Uruguai tem prisão autossustentável com estufa, padaria e olaria

Ao se chegar à prisão de Punta de Rieles, leste de Montevidéu, nada revela o que escondem seus muros e alambrados. Do lado de dentro, funcionam uma padaria, uma pizzaria, fábricas de blocos e tijolos, artesãos trabalhando figuras em gesso e uma estufa com pés de alface.
Cada um destes empreendimentos tem como encarregados os próprios presos, que podem mantê-los funcionando assim que cumprirem suas penas, se estiverem dispostos a voltar todos os dias ao local onde no passado ficaram reclusos.
Trata-se de um programa de reinserção social que abrange condenados pelos mais diversos crimes, exceto delitos sexuais.
Em um sistema carcerário como o uruguaio, que com uma população de 3,5 milhões de habitantes tem dez mil detentos, os quase 700 internos de Punta de Rieles representam um percentual importante para um estabelecimento tipo "modelo".
Os presos chegam ali por bom comportamento e após "muito escrever" pedindo sua transferência, contou um deles à AFP.
"Aqui acordo às 05H30. Tomo mate [bebida típica do Uruguai, o chimarrão dos gaúchos] tranquilo e saio às 07H30 direto para a lavoura.
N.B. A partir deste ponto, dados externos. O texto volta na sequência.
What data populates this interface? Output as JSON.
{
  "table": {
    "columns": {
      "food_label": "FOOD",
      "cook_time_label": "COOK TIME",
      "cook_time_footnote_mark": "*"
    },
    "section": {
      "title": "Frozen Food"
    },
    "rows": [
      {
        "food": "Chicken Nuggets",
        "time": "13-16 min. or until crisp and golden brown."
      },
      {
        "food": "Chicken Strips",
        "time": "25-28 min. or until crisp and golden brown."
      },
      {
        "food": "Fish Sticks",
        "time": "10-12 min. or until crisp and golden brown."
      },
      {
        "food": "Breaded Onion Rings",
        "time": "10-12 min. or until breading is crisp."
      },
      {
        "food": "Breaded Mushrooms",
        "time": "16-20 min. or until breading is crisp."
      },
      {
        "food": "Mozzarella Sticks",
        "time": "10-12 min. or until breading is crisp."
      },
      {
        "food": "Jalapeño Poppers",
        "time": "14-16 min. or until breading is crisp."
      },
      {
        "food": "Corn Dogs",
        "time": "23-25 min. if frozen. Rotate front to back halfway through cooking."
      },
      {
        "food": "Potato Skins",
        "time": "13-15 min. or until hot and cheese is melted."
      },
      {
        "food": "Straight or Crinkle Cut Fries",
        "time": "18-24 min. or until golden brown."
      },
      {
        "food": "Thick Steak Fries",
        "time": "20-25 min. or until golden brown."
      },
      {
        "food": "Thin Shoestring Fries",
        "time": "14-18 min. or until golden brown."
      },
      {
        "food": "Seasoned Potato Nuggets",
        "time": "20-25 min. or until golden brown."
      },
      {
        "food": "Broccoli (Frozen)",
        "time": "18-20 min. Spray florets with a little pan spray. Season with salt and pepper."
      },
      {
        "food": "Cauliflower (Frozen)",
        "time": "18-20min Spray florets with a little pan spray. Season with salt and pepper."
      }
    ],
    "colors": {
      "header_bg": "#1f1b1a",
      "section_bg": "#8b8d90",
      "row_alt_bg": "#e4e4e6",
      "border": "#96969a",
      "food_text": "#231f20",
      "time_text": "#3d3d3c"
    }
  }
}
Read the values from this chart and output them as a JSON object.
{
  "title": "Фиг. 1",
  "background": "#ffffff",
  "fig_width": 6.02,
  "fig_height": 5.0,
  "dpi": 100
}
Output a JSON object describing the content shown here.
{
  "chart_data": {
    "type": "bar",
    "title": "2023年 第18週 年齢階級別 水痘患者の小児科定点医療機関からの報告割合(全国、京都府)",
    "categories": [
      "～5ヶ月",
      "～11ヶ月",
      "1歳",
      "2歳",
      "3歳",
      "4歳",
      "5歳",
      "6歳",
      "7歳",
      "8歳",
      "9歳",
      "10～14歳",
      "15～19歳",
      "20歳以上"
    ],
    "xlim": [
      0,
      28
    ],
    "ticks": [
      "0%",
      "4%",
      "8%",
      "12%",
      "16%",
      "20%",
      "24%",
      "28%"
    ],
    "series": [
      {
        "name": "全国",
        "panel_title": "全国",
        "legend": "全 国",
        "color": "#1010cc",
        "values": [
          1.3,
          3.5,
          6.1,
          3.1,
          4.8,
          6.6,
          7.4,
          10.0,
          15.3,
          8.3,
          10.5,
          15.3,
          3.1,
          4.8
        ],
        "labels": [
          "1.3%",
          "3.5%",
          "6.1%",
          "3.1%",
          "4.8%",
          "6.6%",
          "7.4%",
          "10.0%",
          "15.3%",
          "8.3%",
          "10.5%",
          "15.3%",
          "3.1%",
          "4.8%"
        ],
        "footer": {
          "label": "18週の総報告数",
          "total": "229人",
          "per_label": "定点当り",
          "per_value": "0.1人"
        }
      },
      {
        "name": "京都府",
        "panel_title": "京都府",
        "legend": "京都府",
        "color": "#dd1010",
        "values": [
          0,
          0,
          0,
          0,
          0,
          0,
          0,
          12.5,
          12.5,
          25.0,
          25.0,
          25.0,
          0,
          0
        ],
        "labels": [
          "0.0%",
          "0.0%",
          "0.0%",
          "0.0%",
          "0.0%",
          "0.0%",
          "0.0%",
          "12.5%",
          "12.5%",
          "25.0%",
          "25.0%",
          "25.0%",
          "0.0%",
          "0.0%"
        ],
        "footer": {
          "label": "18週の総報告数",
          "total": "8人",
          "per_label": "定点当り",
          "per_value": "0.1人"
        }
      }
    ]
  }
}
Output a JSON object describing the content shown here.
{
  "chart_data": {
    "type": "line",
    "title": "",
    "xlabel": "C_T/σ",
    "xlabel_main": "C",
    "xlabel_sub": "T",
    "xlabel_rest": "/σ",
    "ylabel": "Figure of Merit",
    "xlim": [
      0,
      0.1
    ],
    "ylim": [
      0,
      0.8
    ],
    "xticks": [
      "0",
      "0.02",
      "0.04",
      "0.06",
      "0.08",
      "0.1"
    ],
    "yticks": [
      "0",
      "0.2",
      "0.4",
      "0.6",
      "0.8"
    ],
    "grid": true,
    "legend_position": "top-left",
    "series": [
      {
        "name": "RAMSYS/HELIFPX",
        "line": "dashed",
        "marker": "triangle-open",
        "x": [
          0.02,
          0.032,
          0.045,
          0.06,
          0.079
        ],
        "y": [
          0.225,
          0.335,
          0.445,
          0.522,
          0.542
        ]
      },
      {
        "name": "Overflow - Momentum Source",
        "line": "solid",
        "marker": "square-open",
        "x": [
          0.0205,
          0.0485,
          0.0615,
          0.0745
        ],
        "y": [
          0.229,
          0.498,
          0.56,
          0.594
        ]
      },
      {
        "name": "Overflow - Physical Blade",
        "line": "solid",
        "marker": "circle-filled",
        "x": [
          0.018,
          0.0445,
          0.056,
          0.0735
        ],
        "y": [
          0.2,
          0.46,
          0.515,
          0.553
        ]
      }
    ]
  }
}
Faço 400 blocos por dia. Trabalho, trabalho, trabalho", resume Álvaro Brusti, de 34 anos, há cinco preso por assalto a mão armada. Quando sair da prisão, espera criar uma fábrica de blocos de cimento para construção, explica.
Sua produção, assim como a de outros colegas, é vendida a familiares dos presos e também a revendedores. Assim, os detentos obtêm seu pagamento, que é depositado em uma conta interna.
A maior parte do dinheiro vai para a família e o restante, é entregue na forma de "vales" que trocam por produtos fabricados por outros presos.
Nesta prisão é permitido convidar as visitas a almoçar na pizzaria ou fazer um lanche na sorveteria "Cosas ricas" (Coisas gostosas), tudo pago com seu trabalho.
"Ainda me faltam dois anos e quatro meses. Minha conduta é correta", diz Brusti, confessando que antes de ser preso, nunca teve trabalho. "Sofri muito. Quero sair para fazer as coisas direito".
No Uruguai, o nível de reincidência chegou a atingir 60% dos libertados.
Um novo caminho
Para muitos detentos, a proposta desta prisão representa "um novo caminho". Este é o nome da doceria do lugar.
Nas manhãs de visita, as famílias se reúnem em um parque central. As crianças correm. Alguns presos ficam sós.
Um palco é montado para mostrar os resultados de um programa de ioga nas prisões.
Federico González, de 30 anos, preso há cinco e com outros dez a cumprir, canta um rap de sua autoria.
"Apostamos em nós pela mudança e estamos decididos a dar o passo (...) Eu me sinto vivo para tentar fazer o que digo", declama. Sua voz potente, saída de seu corpo enxuto, retumba no recinto.
Perto dali, Fernando, ou simplesmente "Nando", tem uma oficina de tatuagens. Sua pena é longa. "As tatuagens aqui sempre funcionam", explica o jovem que, orgulhoso, conta que seu equipamento é "profissional" e que foi comprado "com seu trabalho".
Na mão de um de seus colegas, ele desenha um olho em preto e vermelho.
Gilbert Ayrala tem 44 anos. Há dois saiu de Punta de Rieles, mas continua voltando à prisão para trabalhar na padaria da prisão.
"Com a mesma força que delinqui, tive que usar mais força para poder trabalhar. Tive, inclusive, que brigar com a resistência de alguns colegas, que me diziam: 'Che [cara], mas você já saiu, anda, para de encher por aqui'. Venho do mesmo jeito", conta à AFP.
Muitos presos veem este sistema como uma chance de evitar o ócio, ao qual veem como causador de muitos dos males nas prisões comuns.
Francisco Javier, um espanhol que tem pena de 25 anos de prisão 'possíveis' e que afirma não ter sentença após 10 anos preso, administra uma hora de alfaces hidropônicas.
"Vende-se fora (para comerciantes) e aos internos. O investimento é próprio. Se há dívida, nós a pagamos, como usufruto pelo lugar", diz, ao lado de seu colega, Gustavo Cordero.
Os dois têm 45 anos e dividem o empreendimento, no qual investiram 3.000 dólares.
"Precisam te descontar um dia (da pena) por cada dois de trabalho. Mas fica a critério do juiz", diz Francisco, que passou anos em uma penitenciária violenta próxima a Montevidéu.
Sua horta é uma amostra de dedicação, com caixas arrumadas das quais brutam alfaces e alfavaca. "Este é um trabalho. O encarei como um desafio, provar a mim mesmo que consigo", continua Cordero.